CEOs stop sugarcoating the labor impact

The most charged part of the episode is the discussion of Uber CEO Dara Khosrowshahi and PwC US CEO Paul Griggs. Paul says what he’s been hearing privately for more than a year is finally leaking into public comments: executives have been planning around labor displacement while telling employees and markets a softer story.

The part that keeps Paul up at night: entry-level work

Roetzer says AI-literate managers and directors who combine domain expertise with AI fluency should do well, while people who refuse to adapt may become unemployable.
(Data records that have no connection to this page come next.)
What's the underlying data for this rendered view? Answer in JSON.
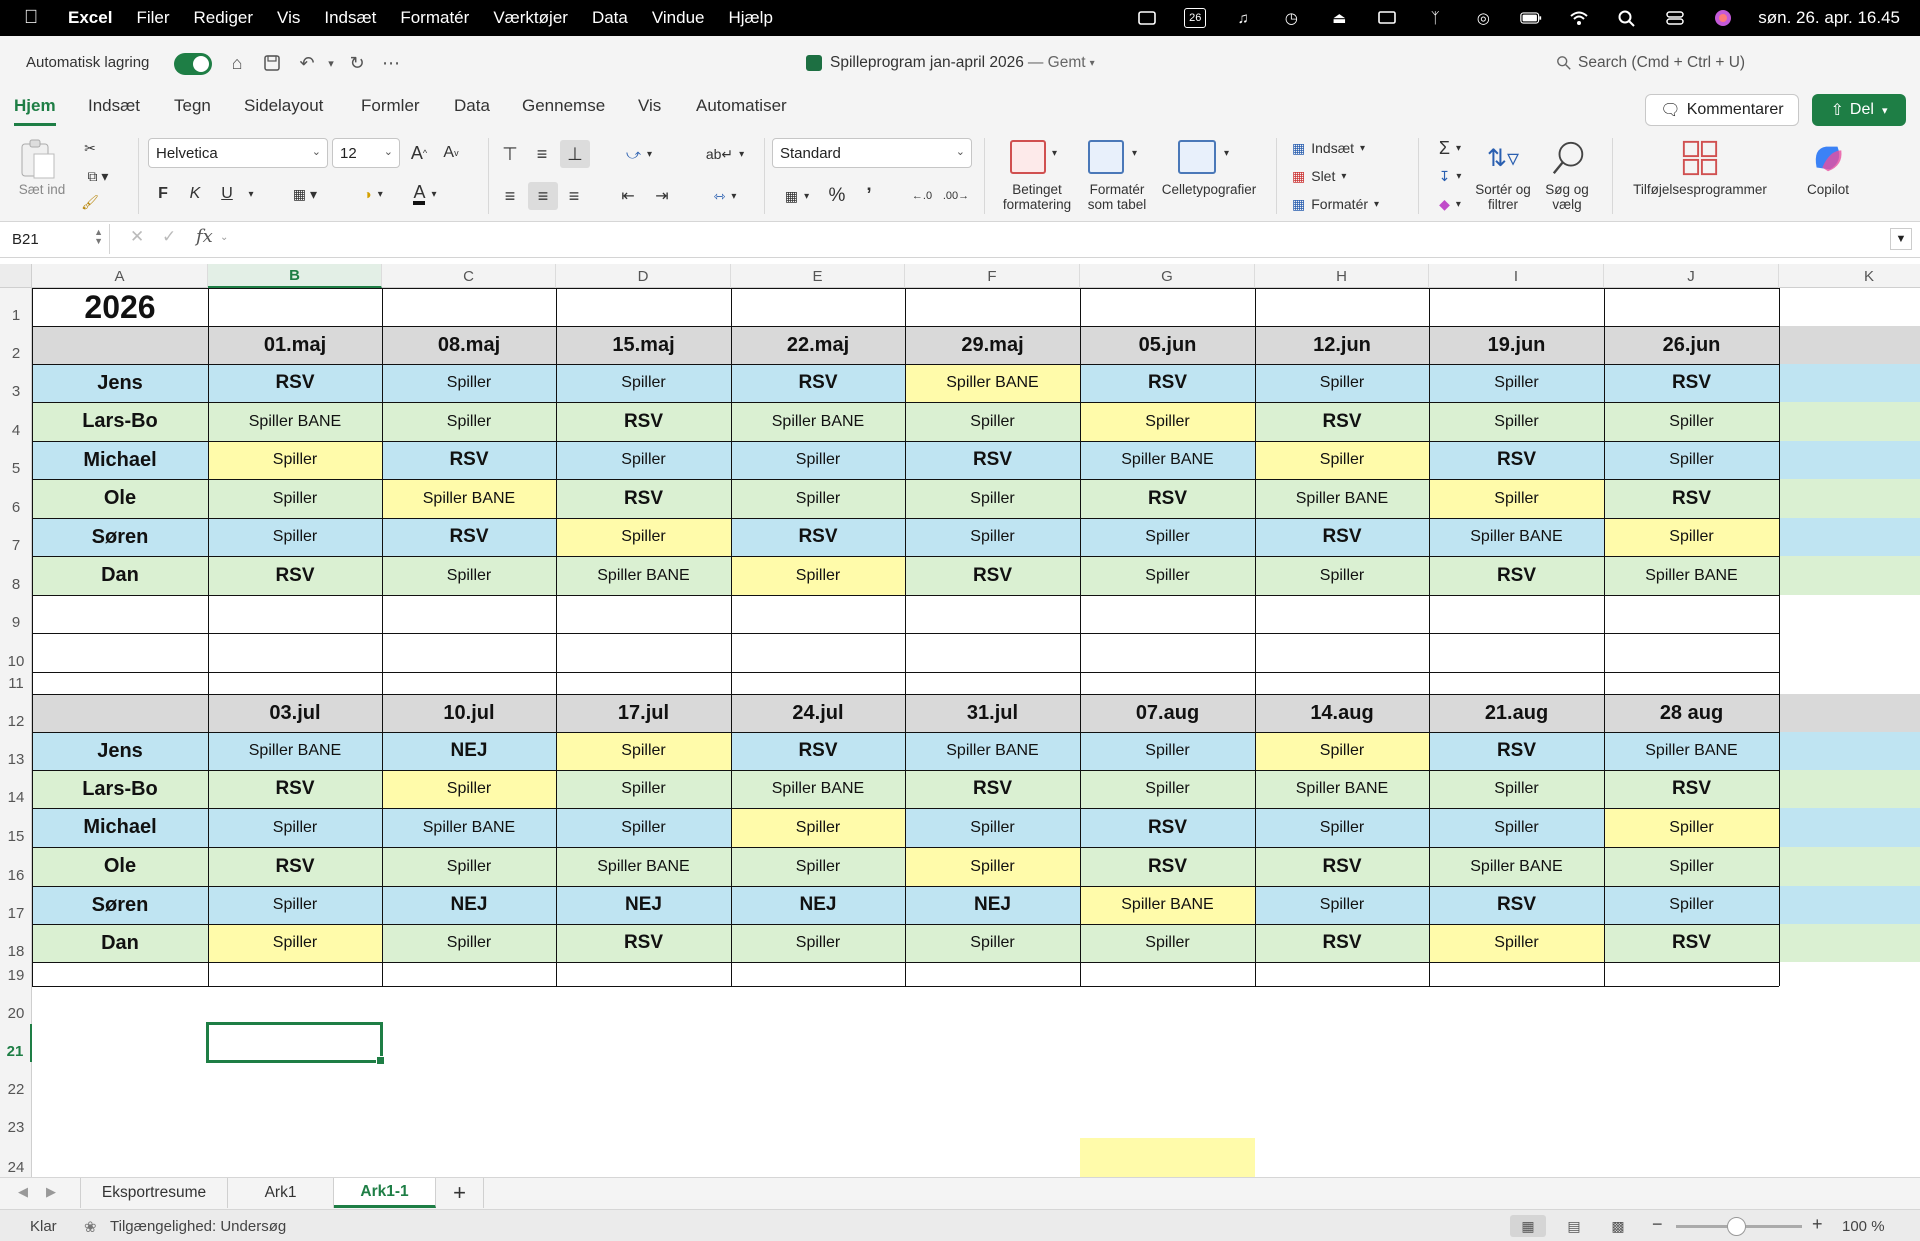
{
  "menubar": {
    "app": "Excel",
    "items": [
      "Filer",
      "Rediger",
      "Vis",
      "Indsæt",
      "Formatér",
      "Værktøjer",
      "Data",
      "Vindue",
      "Hjælp"
    ],
    "calendar_day": "26",
    "clock": "søn. 26. apr. 16.45"
  },
  "titlebar": {
    "autosave_label": "Automatisk lagring",
    "document_title": "Spilleprogram jan-april 2026",
    "saved_status": "— Gemt",
    "search_placeholder": "Search (Cmd + Ctrl + U)"
  },
  "ribbon_tabs": [
    "Hjem",
    "Indsæt",
    "Tegn",
    "Sidelayout",
    "Formler",
    "Data",
    "Gennemse",
    "Vis",
    "Automatiser"
  ],
  "active_tab": "Hjem",
  "comments_label": "Kommentarer",
  "share_label": "Del",
  "ribbon": {
    "paste_label": "Sæt ind",
    "font_name": "Helvetica",
    "font_size": "12",
    "bold": "F",
    "italic": "K",
    "underline": "U",
    "number_format": "Standard",
    "conditional_formatting": "Betinget formatering",
    "format_as_table": "Formatér som tabel",
    "cell_styles": "Celletypografier",
    "insert": "Indsæt",
    "delete": "Slet",
    "format": "Formatér",
    "sort_filter": "Sortér og filtrer",
    "find_select": "Søg og vælg",
    "addins": "Tilføjelsesprogrammer",
    "copilot": "Copilot"
  },
  "formula_bar": {
    "name_box": "B21",
    "fx": "fx",
    "formula": ""
  },
  "columns": [
    "A",
    "B",
    "C",
    "D",
    "E",
    "F",
    "G",
    "H",
    "I",
    "J",
    "K"
  ],
  "selected_column": "B",
  "rows": [
    "1",
    "2",
    "3",
    "4",
    "5",
    "6",
    "7",
    "8",
    "9",
    "10",
    "11",
    "12",
    "13",
    "14",
    "15",
    "16",
    "17",
    "18",
    "19",
    "20",
    "21",
    "22",
    "23",
    "24"
  ],
  "selected_row": "21",
  "sheet": {
    "year": "2026",
    "block1": {
      "dates": [
        "01.maj",
        "08.maj",
        "15.maj",
        "22.maj",
        "29.maj",
        "05.jun",
        "12.jun",
        "19.jun",
        "26.jun"
      ],
      "players": [
        {
          "name": "Jens",
          "values": [
            "RSV",
            "Spiller",
            "Spiller",
            "RSV",
            "Spiller BANE",
            "RSV",
            "Spiller",
            "Spiller",
            "RSV"
          ]
        },
        {
          "name": "Lars-Bo",
          "values": [
            "Spiller BANE",
            "Spiller",
            "RSV",
            "Spiller BANE",
            "Spiller",
            "Spiller",
            "RSV",
            "Spiller",
            "Spiller"
          ]
        },
        {
          "name": "Michael",
          "values": [
            "Spiller",
            "RSV",
            "Spiller",
            "Spiller",
            "RSV",
            "Spiller BANE",
            "Spiller",
            "RSV",
            "Spiller"
          ]
        },
        {
          "name": "Ole",
          "values": [
            "Spiller",
            "Spiller BANE",
            "RSV",
            "Spiller",
            "Spiller",
            "RSV",
            "Spiller BANE",
            "Spiller",
            "RSV"
          ]
        },
        {
          "name": "Søren",
          "values": [
            "Spiller",
            "RSV",
            "Spiller",
            "RSV",
            "Spiller",
            "Spiller",
            "RSV",
            "Spiller BANE",
            "Spiller"
          ]
        },
        {
          "name": "Dan",
          "values": [
            "RSV",
            "Spiller",
            "Spiller BANE",
            "Spiller",
            "RSV",
            "Spiller",
            "Spiller",
            "RSV",
            "Spiller BANE"
          ]
        }
      ]
    },
    "block2": {
      "dates": [
        "03.jul",
        "10.jul",
        "17.jul",
        "24.jul",
        "31.jul",
        "07.aug",
        "14.aug",
        "21.aug",
        "28 aug"
      ],
      "players": [
        {
          "name": "Jens",
          "values": [
            "Spiller BANE",
            "NEJ",
            "Spiller",
            "RSV",
            "Spiller BANE",
            "Spiller",
            "Spiller",
            "RSV",
            "Spiller BANE"
          ]
        },
        {
          "name": "Lars-Bo",
          "values": [
            "RSV",
            "Spiller",
            "Spiller",
            "Spiller BANE",
            "RSV",
            "Spiller",
            "Spiller BANE",
            "Spiller",
            "RSV"
          ]
        },
        {
          "name": "Michael",
          "values": [
            "Spiller",
            "Spiller BANE",
            "Spiller",
            "Spiller",
            "Spiller",
            "RSV",
            "Spiller",
            "Spiller",
            "Spiller"
          ]
        },
        {
          "name": "Ole",
          "values": [
            "RSV",
            "Spiller",
            "Spiller BANE",
            "Spiller",
            "Spiller",
            "RSV",
            "RSV",
            "Spiller BANE",
            "Spiller"
          ]
        },
        {
          "name": "Søren",
          "values": [
            "Spiller",
            "NEJ",
            "NEJ",
            "NEJ",
            "NEJ",
            "Spiller BANE",
            "Spiller",
            "RSV",
            "Spiller"
          ]
        },
        {
          "name": "Dan",
          "values": [
            "Spiller",
            "Spiller",
            "RSV",
            "Spiller",
            "Spiller",
            "Spiller",
            "RSV",
            "Spiller",
            "RSV"
          ]
        }
      ]
    },
    "colors": {
      "blue": "#bfe4f2",
      "green": "#daf0d2",
      "yellow": "#fffbaa",
      "header_gray": "#d9d9d9"
    }
  },
  "sheet_tabs": [
    "Eksportresume",
    "Ark1",
    "Ark1-1"
  ],
  "active_sheet": "Ark1-1",
  "status": {
    "ready": "Klar",
    "accessibility": "Tilgængelighed: Undersøg",
    "zoom": "100 %"
  }
}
But the emotional center of the segment is his repeated concern about junior roles — if the administrative and tactical work becomes promptable, he genuinely doesn’t know what new workers are supposed to do to build careers.

Politics, data centers, security scares, and building with AI anyway

The back half moves fast: a judge blocks the Pentagon’s anti-Anthropic move as “Orwellian,” Sanders and AOC propose a data-center moratorium, and new dark-money AI groups gear up to spend more than $100 million each on pro-deregulation politics. The hosts also hit a supply-chain attack on the widely used LiteLLM package, Apple opening Siri to rival assistants, and their own internal workflows — where the most practical lesson is that AI gets truly impressive when it’s shaped around your exact process, not used as a generic toy.